Notó que torcía el gesto. Lo último que quería era «adaptarse sin problemas» a esa escuela. No se sentía parte de un grupo de adolescentes talentosos y mimados que residían en lo alto de un acantilado con vistas al océano. Ella pertenecía a la clase normal, a la gente con alma en vez de raquetas de squash, a la gente que sabía de qué iba la vida. Ella estaba predestinada a estar con Daniel. Todavía no sabía qué hacía exactamente ahí, solo que permanecería escondida de forma provisional mientras Daniel libraba su… guerra. Después él la llevaría de vuelta a casa. O a algún otro sitio.
—Bueno, os veo en clase. ¡Que aproveche! —exclamó Francesca tras darse la vuelta, y mientras se alejaba, señalando al camarero que llevaba un plato para cada una, exclamó—: ¡Prueba la quiche!
Cuando se hubo marchado, Shelby tomó un gran sorbo de su café y se secó la boca con el dorso de la mano.
—¡Hum! ¿Shelby?
—¿Sabes lo que significa dejar comer tranquila?
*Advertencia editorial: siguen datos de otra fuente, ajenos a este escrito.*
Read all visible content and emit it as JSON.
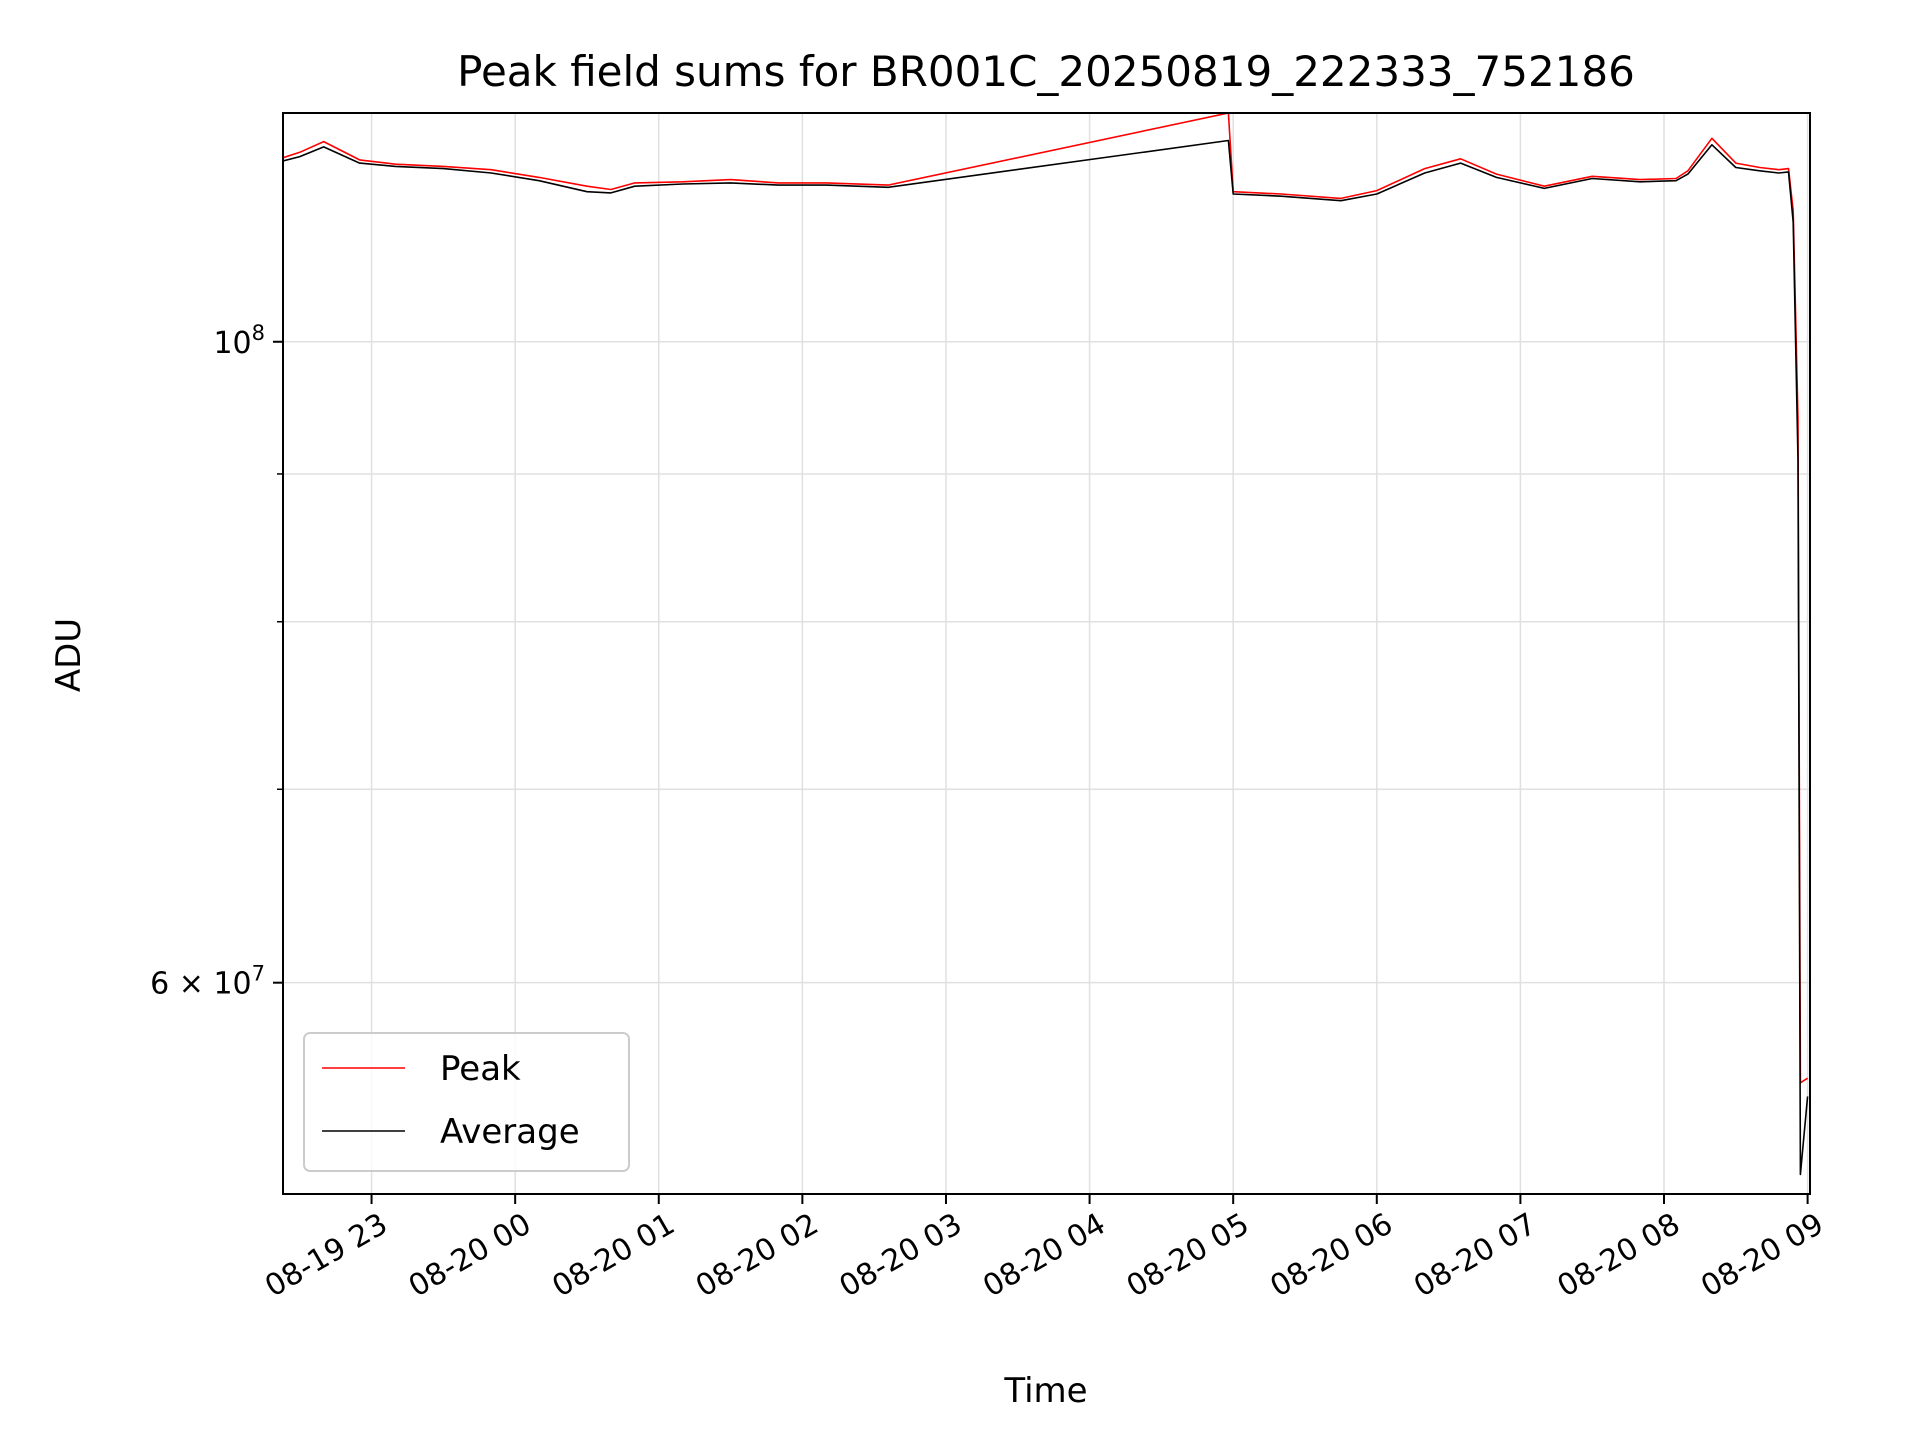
{
  "chart_data": {
    "type": "line",
    "title": "Peak field sums for BR001C_20250819_222333_752186",
    "xlabel": "Time",
    "ylabel": "ADU",
    "yscale": "log",
    "ylim": [
      50700000,
      120000000
    ],
    "xlim": [
      "2025-08-19 22:23:00",
      "2025-08-20 09:01:00"
    ],
    "grid": true,
    "legend_position": "lower-left",
    "x_ticks": [
      "08-19 23",
      "08-20 00",
      "08-20 01",
      "08-20 02",
      "08-20 03",
      "08-20 04",
      "08-20 05",
      "08-20 06",
      "08-20 07",
      "08-20 08",
      "08-20 09"
    ],
    "y_ticks": [
      {
        "value": 100000000,
        "label_base": "10",
        "label_exp": "8",
        "label_prefix": ""
      },
      {
        "value": 60000000,
        "label_base": "10",
        "label_exp": "7",
        "label_prefix": "6 × "
      }
    ],
    "y_minor_ticks": [
      70000000,
      80000000,
      90000000
    ],
    "series": [
      {
        "name": "Peak",
        "color": "#ff0000",
        "x": [
          "2025-08-19 22:23",
          "2025-08-19 22:30",
          "2025-08-19 22:40",
          "2025-08-19 22:55",
          "2025-08-19 23:10",
          "2025-08-19 23:30",
          "2025-08-19 23:50",
          "2025-08-20 00:10",
          "2025-08-20 00:30",
          "2025-08-20 00:40",
          "2025-08-20 00:50",
          "2025-08-20 01:10",
          "2025-08-20 01:30",
          "2025-08-20 01:50",
          "2025-08-20 02:10",
          "2025-08-20 02:36",
          "2025-08-20 04:58",
          "2025-08-20 05:00",
          "2025-08-20 05:20",
          "2025-08-20 05:45",
          "2025-08-20 06:00",
          "2025-08-20 06:20",
          "2025-08-20 06:35",
          "2025-08-20 06:50",
          "2025-08-20 07:10",
          "2025-08-20 07:30",
          "2025-08-20 07:50",
          "2025-08-20 08:05",
          "2025-08-20 08:10",
          "2025-08-20 08:20",
          "2025-08-20 08:30",
          "2025-08-20 08:40",
          "2025-08-20 08:48",
          "2025-08-20 08:52",
          "2025-08-20 08:54",
          "2025-08-20 08:56",
          "2025-08-20 08:57",
          "2025-08-20 09:00"
        ],
        "y": [
          115800000,
          116300000,
          117300000,
          115600000,
          115200000,
          115000000,
          114700000,
          114000000,
          113200000,
          112900000,
          113500000,
          113600000,
          113800000,
          113500000,
          113500000,
          113300000,
          120000000,
          112700000,
          112500000,
          112100000,
          112800000,
          114800000,
          115700000,
          114300000,
          113200000,
          114100000,
          113800000,
          113900000,
          114600000,
          117600000,
          115300000,
          114900000,
          114700000,
          114800000,
          111000000,
          94000000,
          55400000,
          55600000
        ]
      },
      {
        "name": "Average",
        "color": "#000000",
        "x": [
          "2025-08-19 22:23",
          "2025-08-19 22:30",
          "2025-08-19 22:40",
          "2025-08-19 22:55",
          "2025-08-19 23:10",
          "2025-08-19 23:30",
          "2025-08-19 23:50",
          "2025-08-20 00:10",
          "2025-08-20 00:30",
          "2025-08-20 00:40",
          "2025-08-20 00:50",
          "2025-08-20 01:10",
          "2025-08-20 01:30",
          "2025-08-20 01:50",
          "2025-08-20 02:10",
          "2025-08-20 02:36",
          "2025-08-20 04:58",
          "2025-08-20 05:00",
          "2025-08-20 05:20",
          "2025-08-20 05:45",
          "2025-08-20 06:00",
          "2025-08-20 06:20",
          "2025-08-20 06:35",
          "2025-08-20 06:50",
          "2025-08-20 07:10",
          "2025-08-20 07:30",
          "2025-08-20 07:50",
          "2025-08-20 08:05",
          "2025-08-20 08:10",
          "2025-08-20 08:20",
          "2025-08-20 08:30",
          "2025-08-20 08:40",
          "2025-08-20 08:48",
          "2025-08-20 08:52",
          "2025-08-20 08:54",
          "2025-08-20 08:56",
          "2025-08-20 08:57",
          "2025-08-20 09:00"
        ],
        "y": [
          115500000,
          115900000,
          116800000,
          115300000,
          115000000,
          114800000,
          114400000,
          113700000,
          112700000,
          112600000,
          113200000,
          113400000,
          113500000,
          113300000,
          113300000,
          113100000,
          117400000,
          112500000,
          112300000,
          111900000,
          112500000,
          114400000,
          115300000,
          114000000,
          113000000,
          113900000,
          113600000,
          113700000,
          114300000,
          117000000,
          114900000,
          114600000,
          114400000,
          114500000,
          110000000,
          91000000,
          51500000,
          54800000
        ]
      }
    ]
  }
}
Luce volvió a posar la taza en el plato con un gesto brusco y aguardó con impaciencia a que el camarero dejara las quiches y se marchara de nuevo. Una parte de ella deseó estar en cualquier otra mesa. A su alrededor se oían murmullos de conversaciones alegres. Aunque no pudiera participar en ellas, al menos estar sentada sola sería preferible a permanecer de aquel modo. Por otra parte, lo que Francesca había dicho la había confundido. ¿Por qué había dado a entender que Shelby era una excelente compañera de habitación cuando era evidente que se trataba de una persona totalmente hostil? Luce se entretuvo masticando un poco de quiche, consciente de que no sería capaz de comer nada hasta que pudiera verbalizar lo que pensaba.
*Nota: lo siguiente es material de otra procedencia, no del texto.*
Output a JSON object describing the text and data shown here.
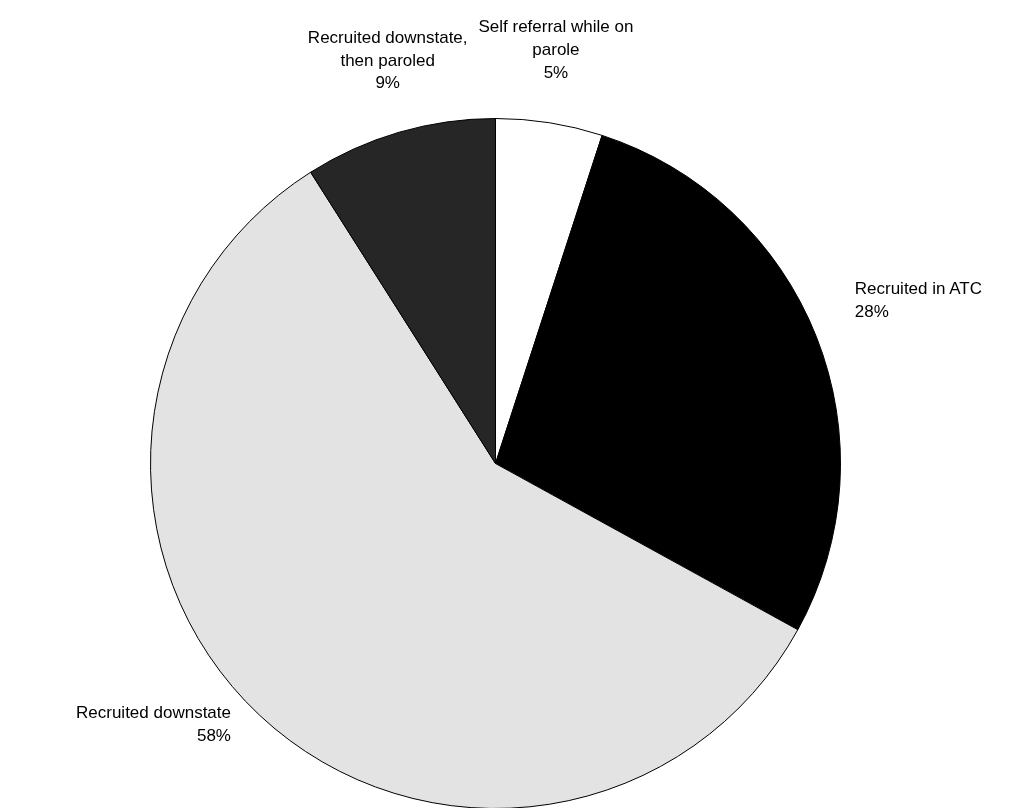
{
  "chart_data": {
    "type": "pie",
    "categories": [
      "Self referral while on parole",
      "Recruited in ATC",
      "Recruited downstate",
      "Recruited downstate, then paroled"
    ],
    "values": [
      5,
      28,
      58,
      9
    ],
    "value_labels": [
      "5%",
      "28%",
      "58%",
      "9%"
    ],
    "colors": [
      "#ffffff",
      "#000000",
      "#e3e3e3",
      "#262626"
    ]
  }
}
—Vale, muy bien, ya sé que soy la novata y que, por algún motivo, eso te disgusta. Me imagino que antes de que yo llegara tenías una habitación para ti sola, no lo sé. —Shelby bajó el periódico hasta situarlo justo por debajo de los ojos. Arqueó una de sus enormes cejas—. Pero no soy tan terrible. ¿Qué hay de malo en que tenga preguntas que hacer? Perdona si he venido a la escuela sin saber qué narices son los nefelines.
—Se dice «nefilim».
—Lo que sea. No me importan nada. No tengo ningún interés en enemistarme contigo. Esto significa que algo de esto —Luce señaló entonces el espacio que las separaba— es responsabilidad tuya. Así que, dime, ¿cuál es tu problema?
Shelby torció los labios, dobló el periódico y se reclinó en su asiento.
—Pues los nefilim te deberían importar. Vamos a ser tus compañeros de clase. —Extendió la mano señalando a la terraza—. Contempla el bonito y privilegiado cuerpo estudiantil de la Escuela de la Costa. No volverás a ver a la mitad de esos tarugos, excepto como objeto de nuestras bromas.
—¿Nuestras?
—Sí. Te encuentras inscrita en el programa para alumnos aventajados y vas con los nefilim. Pero no te preocupes si no eres una alumna muy brillante. —Luce resopló—. Aquí el grupo de estudiantes con talento en realidad es una tapadera, un sitio donde meter a los nefilim sin levantar sospechas. De hecho, la única persona que alguna vez ha albergado sospechas es Beaker Brady.
—¿Y quién es Beaker Brady? —preguntó Luce inclinándose para no tener que alzar la voz y hacerse oír por encima del rugido del oleaje al chocar contra la orilla.
—El empollón de sobresalientes que hay dos mesas más allá. —Shelby señaló con la cabeza a un muchacho regordete vestido con camisa de cuadros que acababa de verter un yogur sobre un enorme libro de texto—. Sus padres no aceptan que nunca haya sido admitido en las clases para alumnos aventajados. Cada semestre hacen una campaña. Él aporta las puntuaciones de la Mensa, los resultados obtenidos en ferias de ciencia, los premios Nobel a los que ha impresionado, todo ese tipo de cosas. Y cada semestre, Francesca tiene que idear alguna prueba estúpida insuperable que le impida acceder. —Soltó un bufido—. Cosas del tipo: «A ver, Baker, resuelve este cubo de Rubik en menos de treinta segundos». —Shelby chasqueó la lengua—. Aunque, bueno, ese Nemrod logró superar esa prueba.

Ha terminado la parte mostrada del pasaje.